Women hoping to become the future stars of tennis have gathered in Washington this week to compete in the United States Tennis Association (USTA) Pro Circuit event. The "starter circuit" event is being jointly held with the men's Legg-Mason ATP Tour tournament.
The U.S. Tennis Association calls its Pro Circuit "the pathway to the U.S. Open and tour level competition for aspiring tennis players." In some cases, the players are young and making their first try at entering the pro tennis ranks. They gain experience and try to improve their rankings enough to qualify for or get wild card invitations to play in WTA or ATP Tour events.
But USTA Pro Circuit Tournament Director Dan Laufer told VOA Sports the Pro Circuit is home to more than just rookie players, and the quality of tennis is high.
"The level is actually not so dissimilar to the WTA Tour," said Mr. Laufer. "Actually, sometimes it's a matter of players just getting started on the circuit, sometimes it's a matter of players who are recovering from an injury. It's very much like AAA [minor league] baseball in that sense."
Laufer says tennis is growing around the world and the makeup of the Pro Circuit reflects that. More than 1,100 men and women from 79 countries competed on the USTA Pro Tour last year.

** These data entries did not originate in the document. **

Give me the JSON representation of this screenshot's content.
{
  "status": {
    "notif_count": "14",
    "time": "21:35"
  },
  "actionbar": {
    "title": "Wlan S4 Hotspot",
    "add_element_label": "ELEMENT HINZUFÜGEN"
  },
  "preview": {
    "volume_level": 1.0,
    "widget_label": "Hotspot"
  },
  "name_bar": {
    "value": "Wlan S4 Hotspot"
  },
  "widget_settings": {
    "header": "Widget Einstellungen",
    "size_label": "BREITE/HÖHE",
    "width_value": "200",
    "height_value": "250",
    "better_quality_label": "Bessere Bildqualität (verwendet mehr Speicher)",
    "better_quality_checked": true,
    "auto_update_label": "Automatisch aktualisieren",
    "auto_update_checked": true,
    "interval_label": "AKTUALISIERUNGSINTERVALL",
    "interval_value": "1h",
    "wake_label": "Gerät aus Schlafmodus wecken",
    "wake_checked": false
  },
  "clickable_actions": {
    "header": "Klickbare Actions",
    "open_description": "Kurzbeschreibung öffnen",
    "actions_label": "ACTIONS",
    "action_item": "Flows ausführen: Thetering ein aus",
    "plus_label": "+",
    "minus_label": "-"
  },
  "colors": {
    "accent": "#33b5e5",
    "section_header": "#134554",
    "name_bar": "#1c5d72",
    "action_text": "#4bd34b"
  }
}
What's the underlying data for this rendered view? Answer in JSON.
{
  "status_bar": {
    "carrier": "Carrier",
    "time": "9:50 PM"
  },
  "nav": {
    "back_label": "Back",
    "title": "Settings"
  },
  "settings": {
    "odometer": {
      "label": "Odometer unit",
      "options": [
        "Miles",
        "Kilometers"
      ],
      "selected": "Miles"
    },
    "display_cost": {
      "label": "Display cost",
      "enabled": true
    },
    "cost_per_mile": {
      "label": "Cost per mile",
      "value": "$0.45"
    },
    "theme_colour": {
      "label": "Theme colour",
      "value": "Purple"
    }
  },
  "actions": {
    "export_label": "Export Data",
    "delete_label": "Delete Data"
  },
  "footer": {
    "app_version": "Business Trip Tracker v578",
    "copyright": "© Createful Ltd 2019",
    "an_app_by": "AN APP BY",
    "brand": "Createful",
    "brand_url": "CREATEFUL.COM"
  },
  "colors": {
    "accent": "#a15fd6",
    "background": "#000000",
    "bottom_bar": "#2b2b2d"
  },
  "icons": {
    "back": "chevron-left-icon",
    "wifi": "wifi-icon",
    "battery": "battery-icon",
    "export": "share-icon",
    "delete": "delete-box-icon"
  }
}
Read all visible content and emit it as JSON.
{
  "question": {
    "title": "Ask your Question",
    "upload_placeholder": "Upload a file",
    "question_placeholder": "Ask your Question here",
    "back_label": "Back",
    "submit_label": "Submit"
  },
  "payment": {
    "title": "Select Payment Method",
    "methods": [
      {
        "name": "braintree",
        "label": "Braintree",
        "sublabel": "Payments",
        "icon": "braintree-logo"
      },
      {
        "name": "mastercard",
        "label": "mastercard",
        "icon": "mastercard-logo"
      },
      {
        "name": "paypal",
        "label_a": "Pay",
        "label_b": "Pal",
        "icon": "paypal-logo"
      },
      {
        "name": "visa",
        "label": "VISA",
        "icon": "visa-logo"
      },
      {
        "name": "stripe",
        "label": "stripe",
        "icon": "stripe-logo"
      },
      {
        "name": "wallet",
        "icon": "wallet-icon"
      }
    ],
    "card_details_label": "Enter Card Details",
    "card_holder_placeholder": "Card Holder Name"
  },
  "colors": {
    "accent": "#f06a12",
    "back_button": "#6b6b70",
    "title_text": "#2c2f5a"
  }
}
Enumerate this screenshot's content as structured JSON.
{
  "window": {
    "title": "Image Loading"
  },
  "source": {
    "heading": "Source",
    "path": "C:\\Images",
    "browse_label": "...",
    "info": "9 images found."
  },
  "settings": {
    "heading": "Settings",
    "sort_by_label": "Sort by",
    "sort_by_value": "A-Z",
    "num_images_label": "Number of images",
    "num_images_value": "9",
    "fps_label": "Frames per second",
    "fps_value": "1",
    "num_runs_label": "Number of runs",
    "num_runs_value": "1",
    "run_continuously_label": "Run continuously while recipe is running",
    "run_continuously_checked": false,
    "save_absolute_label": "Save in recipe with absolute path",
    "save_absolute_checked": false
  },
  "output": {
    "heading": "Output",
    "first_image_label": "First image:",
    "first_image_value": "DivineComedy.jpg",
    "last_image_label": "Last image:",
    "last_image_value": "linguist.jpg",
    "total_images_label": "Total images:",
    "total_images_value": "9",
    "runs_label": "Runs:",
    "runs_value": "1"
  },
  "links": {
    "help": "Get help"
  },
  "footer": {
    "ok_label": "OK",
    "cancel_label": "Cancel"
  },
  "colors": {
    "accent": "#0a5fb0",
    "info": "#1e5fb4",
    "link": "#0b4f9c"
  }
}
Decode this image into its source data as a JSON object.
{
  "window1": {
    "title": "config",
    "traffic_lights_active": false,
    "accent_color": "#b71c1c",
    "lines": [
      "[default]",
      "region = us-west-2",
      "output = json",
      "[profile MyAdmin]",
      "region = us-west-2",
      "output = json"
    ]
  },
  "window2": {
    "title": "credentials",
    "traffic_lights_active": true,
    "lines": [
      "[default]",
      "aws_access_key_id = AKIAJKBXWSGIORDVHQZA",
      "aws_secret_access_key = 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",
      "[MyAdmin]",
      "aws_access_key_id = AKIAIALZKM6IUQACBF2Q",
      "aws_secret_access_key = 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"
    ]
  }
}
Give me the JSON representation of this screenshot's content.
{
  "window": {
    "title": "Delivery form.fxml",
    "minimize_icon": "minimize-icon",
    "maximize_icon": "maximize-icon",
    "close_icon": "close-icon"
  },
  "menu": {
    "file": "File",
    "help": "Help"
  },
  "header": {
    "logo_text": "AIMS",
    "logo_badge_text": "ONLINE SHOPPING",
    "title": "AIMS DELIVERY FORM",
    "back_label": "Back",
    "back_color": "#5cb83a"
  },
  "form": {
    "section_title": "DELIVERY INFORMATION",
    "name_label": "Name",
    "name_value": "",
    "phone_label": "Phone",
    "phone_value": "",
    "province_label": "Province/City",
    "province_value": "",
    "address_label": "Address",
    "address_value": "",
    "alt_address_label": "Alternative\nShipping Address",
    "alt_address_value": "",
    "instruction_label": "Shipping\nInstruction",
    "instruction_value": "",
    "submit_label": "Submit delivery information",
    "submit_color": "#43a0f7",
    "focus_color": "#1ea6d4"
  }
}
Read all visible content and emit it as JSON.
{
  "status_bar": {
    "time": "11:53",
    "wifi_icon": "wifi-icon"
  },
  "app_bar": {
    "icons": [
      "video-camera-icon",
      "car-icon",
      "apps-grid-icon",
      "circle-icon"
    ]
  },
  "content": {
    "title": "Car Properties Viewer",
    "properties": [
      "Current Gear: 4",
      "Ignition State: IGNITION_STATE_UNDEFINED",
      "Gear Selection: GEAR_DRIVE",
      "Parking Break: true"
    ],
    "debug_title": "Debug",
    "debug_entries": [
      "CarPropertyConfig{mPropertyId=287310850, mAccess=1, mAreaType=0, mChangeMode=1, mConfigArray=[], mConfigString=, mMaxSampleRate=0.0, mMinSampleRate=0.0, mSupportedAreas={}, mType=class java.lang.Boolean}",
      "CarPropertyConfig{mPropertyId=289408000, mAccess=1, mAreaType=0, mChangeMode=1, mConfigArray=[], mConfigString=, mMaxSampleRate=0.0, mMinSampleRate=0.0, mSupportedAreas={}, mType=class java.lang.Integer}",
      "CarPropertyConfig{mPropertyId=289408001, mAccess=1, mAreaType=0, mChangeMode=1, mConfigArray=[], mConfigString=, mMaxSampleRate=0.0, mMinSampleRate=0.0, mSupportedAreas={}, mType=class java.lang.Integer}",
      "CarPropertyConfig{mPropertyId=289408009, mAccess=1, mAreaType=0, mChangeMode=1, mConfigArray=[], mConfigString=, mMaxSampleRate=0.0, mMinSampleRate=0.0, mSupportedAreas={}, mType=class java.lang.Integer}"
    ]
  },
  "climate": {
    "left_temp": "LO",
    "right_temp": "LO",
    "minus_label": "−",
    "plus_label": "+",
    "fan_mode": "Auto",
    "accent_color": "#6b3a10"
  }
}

"They come from all over. If you look at the draw you see a lot of players from Russia, a lot of Americans. You know, players from Japan, China, everywhere," he explained.
One of the players from Asia is 20-year-old Tangphong Montinee of Thailand, who has been playing on the Pro Circuit for two years. She has a sponsor who pays her tour expenses and she says she does a lot of traveling.
"Actually I play a lot," she said. "A lot of tour [matches], because it is far from my home. And then when I am out of my home I have to play like sometimes three months, or more."
When she first started playing, Montinee was ranked 587th. Now ranked 280th in the world, she has made a lot of progress on the circuit, but the Thai player is still aiming higher.
"I would like to be top-50 if I can do it," she said. "I try my best. [To play in a] Grand Slam is my goal too."
|Maria Sharapova of Russia|
"The players are more tough," she added. "I think everybody tries to win, tries to make themselves get ready for matches more than the Pro Tour."
One of the reasons might be the higher pay scale on the WTA Tour. Many of the tournaments offer $100,00 to $200,000 in total prize money, though that amount can jump to almost $6 million for some Grand Slam events. But this week's Pro Circuit event is offering a total of just $75,000.
One of the younger players at the Legg Mason event is American Julia Cohen, 16, of Philadelphia. Her parents foot the bill for her expenses as she follows her dream of becoming a top player.
"I have played juniors for the last three years and was seventh in the world in juniors. And now I am trying to start playing more Pro events and I am ranked 400th right now," she noted.
Julia Cohen has already had some success and has had to turn down thousands of dollars in prize money to keep her amateur status. She is confident she has the talent to be successful on the WTA Tour in a couple of years. But as you watch the young players on the courts at the Legg-Mason tournament, you know she has a lot of competition.